Diagnostic Laparoscopy for Nonpalpable Testis
Diagnostic laparoscopy is now widely used to define gonadal anatomy in patients with a nonpalpable testis.
Laparoscopy in Children: General Considerations
Laparoscopic surgery in children should be done under general anesthesia. After induction of anesthesia, it is essential to repeat the scrotal and inguinal examination. After the child is relaxed, a testis or remnant may be appreciated in up to 20% of cases, precluding the need for intraabdominal surgery. If a testis a palpated high in the canal, one may (1) proceed laparoscopically or (2) use a combined approach with a limited intraabdominal dissection (mobilizing vessels and vas) followed by inguinal orchiopexy.
A urethral catheter may be placed to decompress the bladder to avoid injury during port placement. A nasogastric tube may be placed to decompress the stomach, preventing depression of omentum into the route of the trocar.
If adhesions are anticipated because of a history of previous abdominal surgery, prepare the bowel both mechanically and with antibiotics. In such cases, have a standby table of laparotomy instruments available. Prep the genitalia and abdomen in case laparotomy is required ( Fig. 114.11 ).

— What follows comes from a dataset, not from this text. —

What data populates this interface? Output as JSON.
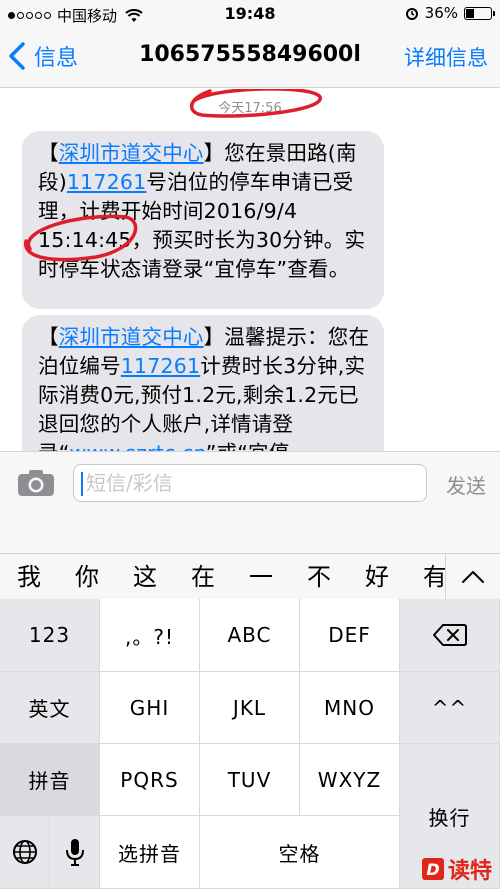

Place the patient supine and secure him gently to the table. Insert a rolled towel under the lower back to create lordosis. Tip the table into a 30-degree Trendelenburg position to move the intestines out of the pelvis (return to a 30-degree tilt after introduction of the laparoscope). It may be helpful to rotate the table 30 degrees laterally toward the surgeon, raising the involved testis above intestine. Multiple laparoscopy access techniques have previously been described.
Localizing the Testis
Inspect the peritoneal cavity, especially the underlying bowel. Important landmarks are illustrated in Fig. 114.12 . Visualize the vessels and vas of the contralateral ring. Then visualize the ring on the cryptorchid side. Follow the vas laterally from its crossing of the medial umbilical ligament. Apply traction to the ipsilateral scrotum to make the vessels more apparent. One of seven anatomic arrangements ( Table 114.3 ) may be recognized.